Instantiate postblocks for a single phase from a two-section config.

Config format:

postblocks:
  per_step:          # run after every forward pass in the rollout loop
    reconstruct:
      type: reconstruct
    inverse_scale:
      type: bridgescaler_transform
      args:
        method: inverse_transform
        scaler_path: /path/to/scaler.json
  post_rollout:      # run once after all rollout steps complete
    mass_fixer:
      type: global_mass_fixer
      args: ...

Typical usage — build once per phase, store separately:

step_postblocks    = build_postblocks(cfg, phase="per_step")
rollout_postblocks = build_postblocks(cfg, phase="post_rollout")

# inside rollout loop, after each forward pass:
full_data_dict = apply_postblocks(step_postblocks, full_data_dict)

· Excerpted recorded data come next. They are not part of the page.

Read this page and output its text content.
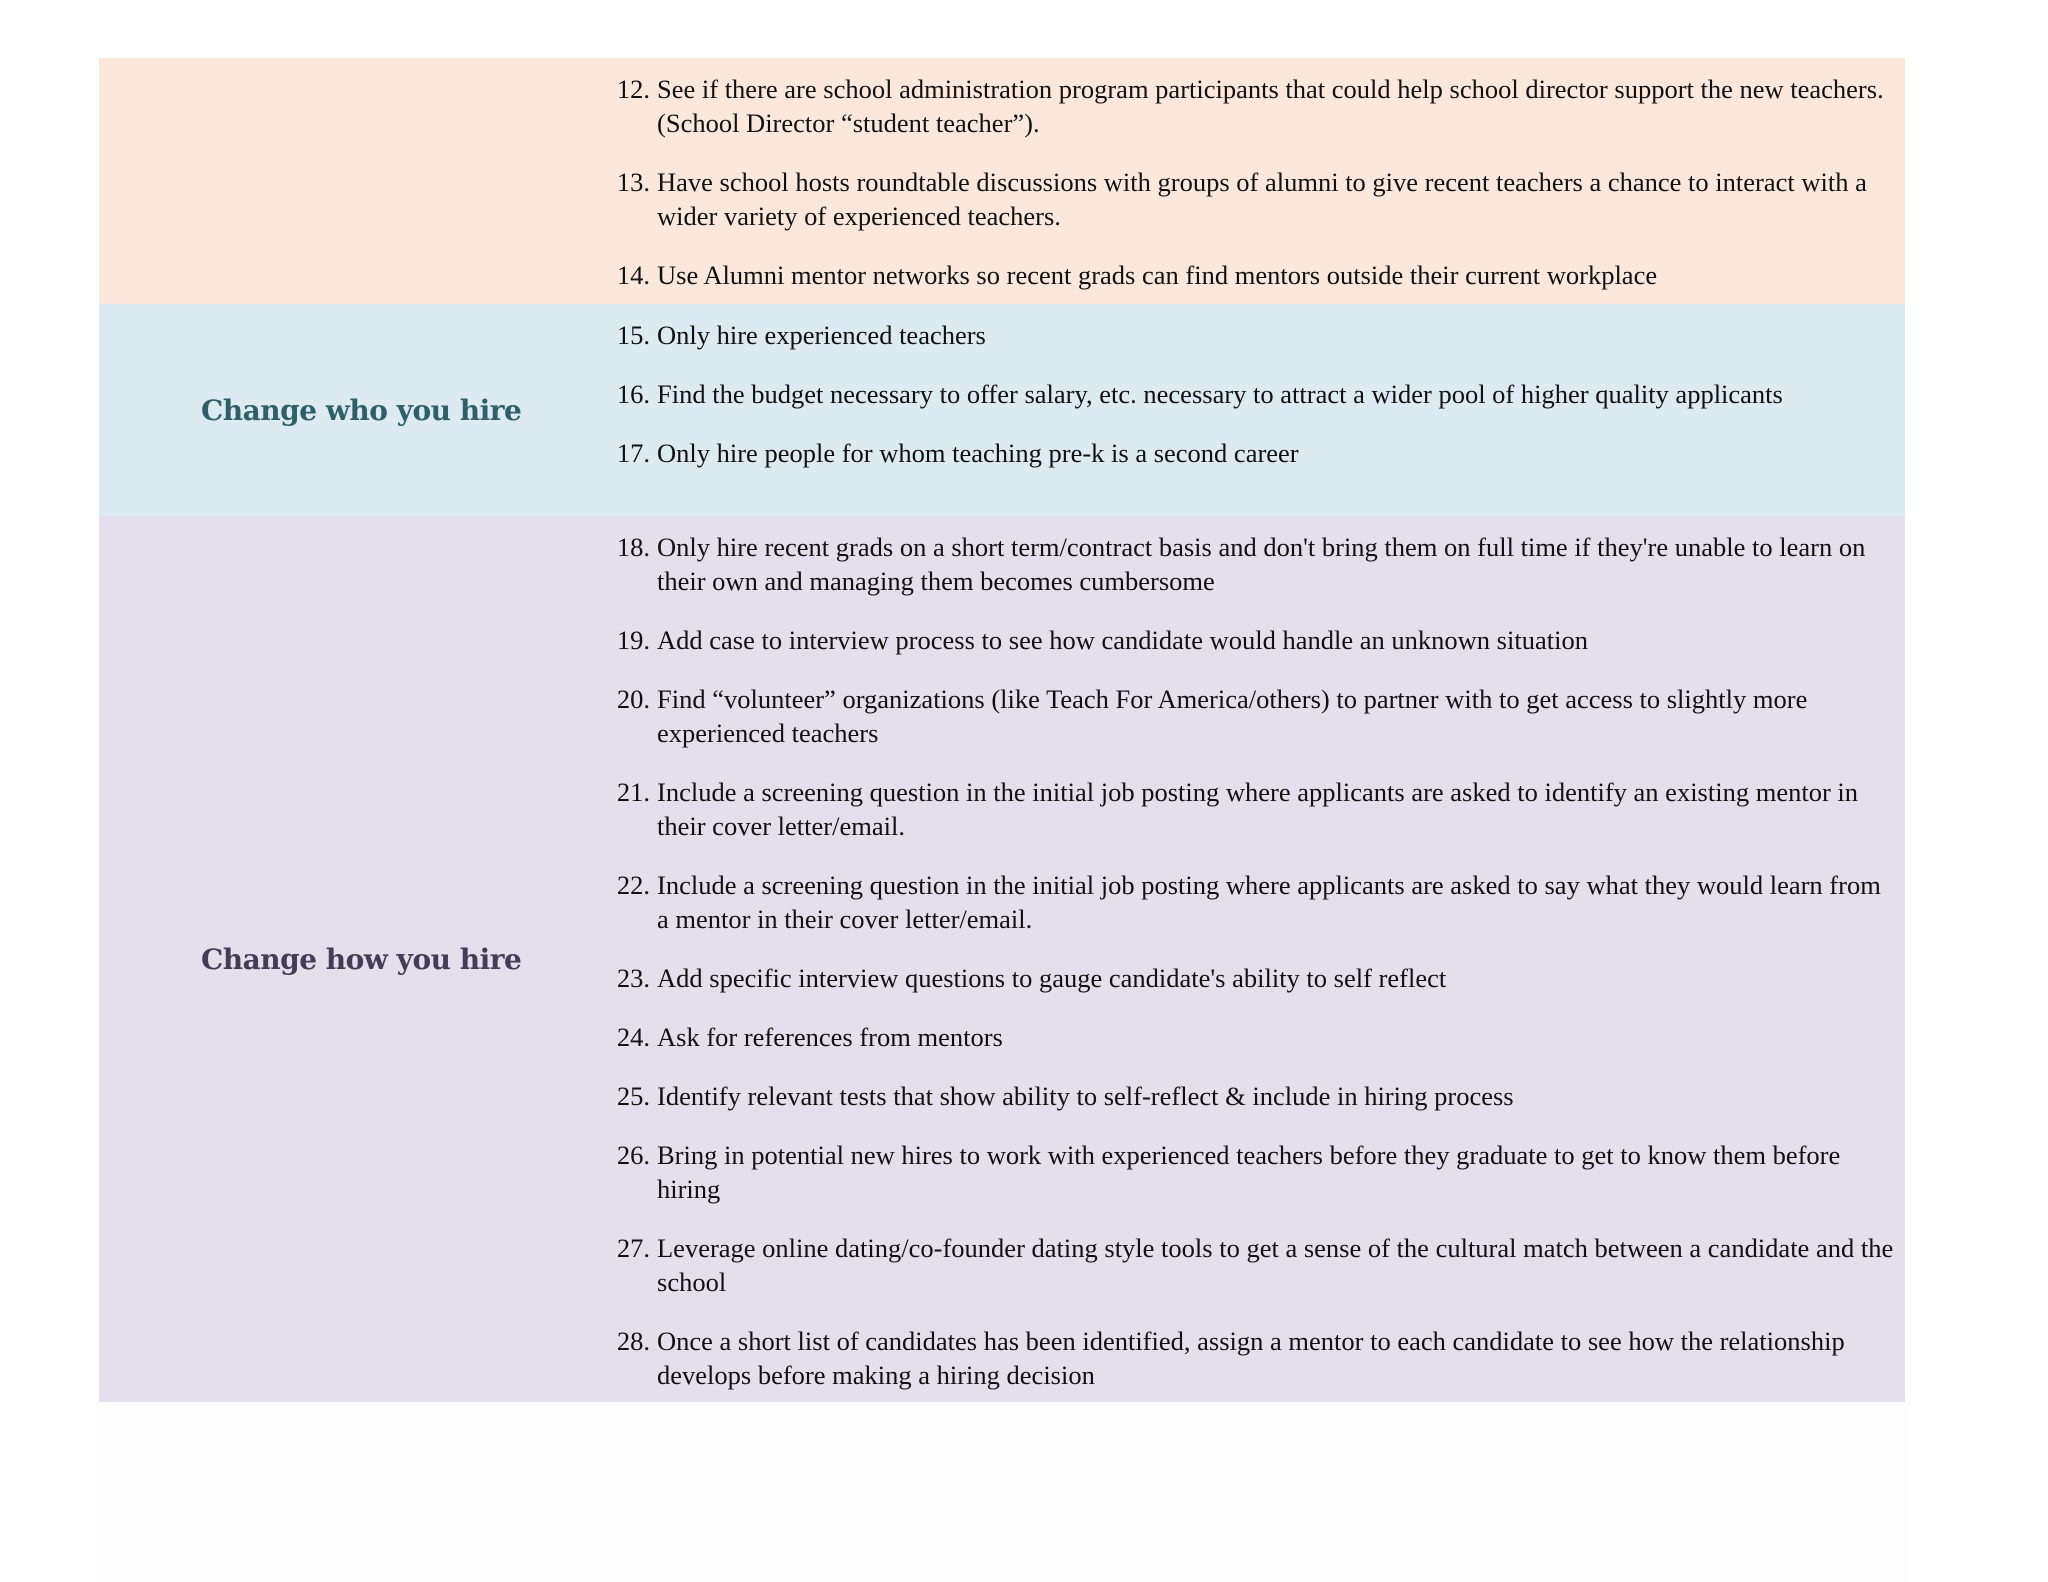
12. See if there are school administration program participants that could help school director support the new teachers. (School Director “student teacher”).
13. Have school hosts roundtable discussions with groups of alumni to give recent teachers a chance to interact with a wider variety of experienced teachers.
14. Use Alumni mentor networks so recent grads can find mentors outside their current workplace
Change who you hire
15. Only hire experienced teachers
16. Find the budget necessary to offer salary, etc. necessary to attract a wider pool of higher quality applicants
17. Only hire people for whom teaching pre-k is a second career
Change how you hire
18. Only hire recent grads on a short term/contract basis and don't bring them on full time if they're unable to learn on their own and managing them becomes cumbersome
19. Add case to interview process to see how candidate would handle an unknown situation
20. Find “volunteer” organizations (like Teach For America/others) to partner with to get access to slightly more experienced teachers
21. Include a screening question in the initial job posting where applicants are asked to identify an existing mentor in their cover letter/email.
22. Include a screening question in the initial job posting where applicants are asked to say what they would learn from a mentor in their cover letter/email.
23. Add specific interview questions to gauge candidate's ability to self reflect
24. Ask for references from mentors
25. Identify relevant tests that show ability to self-reflect & include in hiring process
26. Bring in potential new hires to work with experienced teachers before they graduate to get to know them before hiring
27. Leverage online dating/co-founder dating style tools to get a sense of the cultural match between a candidate and the school
28. Once a short list of candidates has been identified, assign a mentor to each candidate to see how the relationship develops before making a hiring decision
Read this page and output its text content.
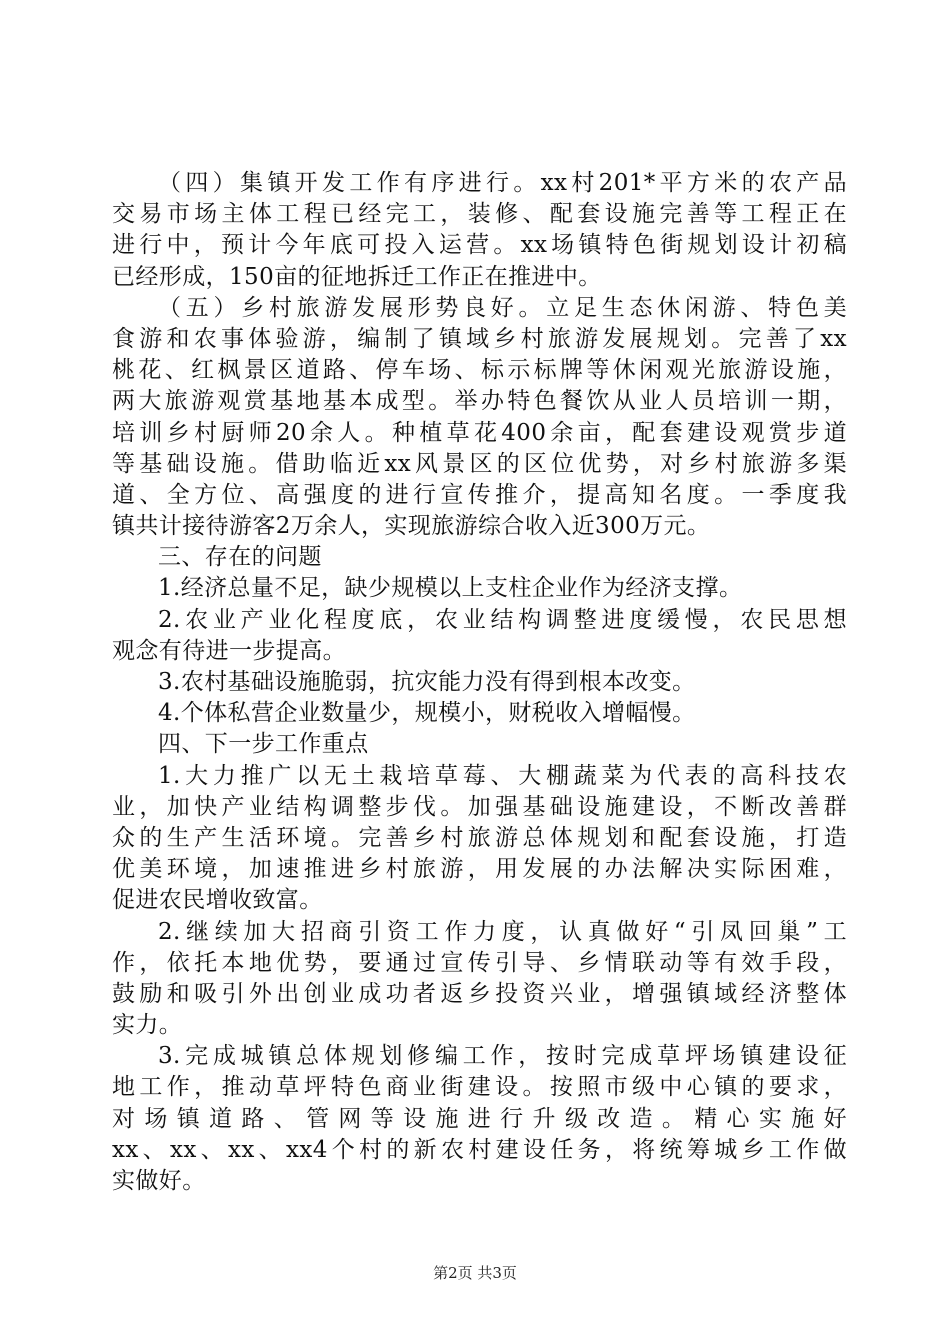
（四）集镇开发工作有序进行。xx村201*平方米的农产品
交易市场主体工程已经完工，装修、配套设施完善等工程正在
进行中，预计今年底可投入运营。xx场镇特色街规划设计初稿
已经形成，150亩的征地拆迁工作正在推进中。
（五）乡村旅游发展形势良好。立足生态休闲游、特色美
食游和农事体验游，编制了镇域乡村旅游发展规划。完善了xx
桃花、红枫景区道路、停车场、标示标牌等休闲观光旅游设施，
两大旅游观赏基地基本成型。举办特色餐饮从业人员培训一期，
培训乡村厨师20余人。种植草花400余亩，配套建设观赏步道
等基础设施。借助临近xx风景区的区位优势，对乡村旅游多渠
道、全方位、高强度的进行宣传推介，提高知名度。一季度我
镇共计接待游客2万余人，实现旅游综合收入近300万元。
三、存在的问题
1.经济总量不足，缺少规模以上支柱企业作为经济支撑。
2.农业产业化程度底，农业结构调整进度缓慢，农民思想
观念有待进一步提高。
3.农村基础设施脆弱，抗灾能力没有得到根本改变。
4.个体私营企业数量少，规模小，财税收入增幅慢。
四、下一步工作重点
1.大力推广以无土栽培草莓、大棚蔬菜为代表的高科技农
业，加快产业结构调整步伐。加强基础设施建设，不断改善群
众的生产生活环境。完善乡村旅游总体规划和配套设施，打造
优美环境，加速推进乡村旅游，用发展的办法解决实际困难，
促进农民增收致富。
2.继续加大招商引资工作力度，认真做好“引凤回巢”工
作，依托本地优势，要通过宣传引导、乡情联动等有效手段，
鼓励和吸引外出创业成功者返乡投资兴业，增强镇域经济整体
实力。
3.完成城镇总体规划修编工作，按时完成草坪场镇建设征
地工作，推动草坪特色商业街建设。按照市级中心镇的要求，
对场镇道路、管网等设施进行升级改造。精心实施好
xx、xx、xx、xx4个村的新农村建设任务，将统筹城乡工作做
实做好。
第2页 共3页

# once after rollout loop completes:
apply_postblocks(rollout_postblocks, full_data_dict)

Parameters:

postblock_cfg – the full postblocks config dict (both sections).
phase – which section to build — "per_step" or "post_rollout".

Returns:

nn.ModuleDict of instantiated blocks for the requested phase.

Raises:

ValueError – if the config contains keys other than "per_step" / "post_rollout", or if phase is not one of those values.

credit.postblock.apply_postblocks(postblocks: torch.nn.ModuleDict, batch_dict: dict) → dict#

Apply a postblock group built by build_postblocks.

Parameters:

postblocks – nn.ModuleDict built by build_postblocks for a single phase.
batch_dict – dict containing at minimum "y_pred" and "metadata".

Returns:

The same batch_dict after all blocks in the group have run.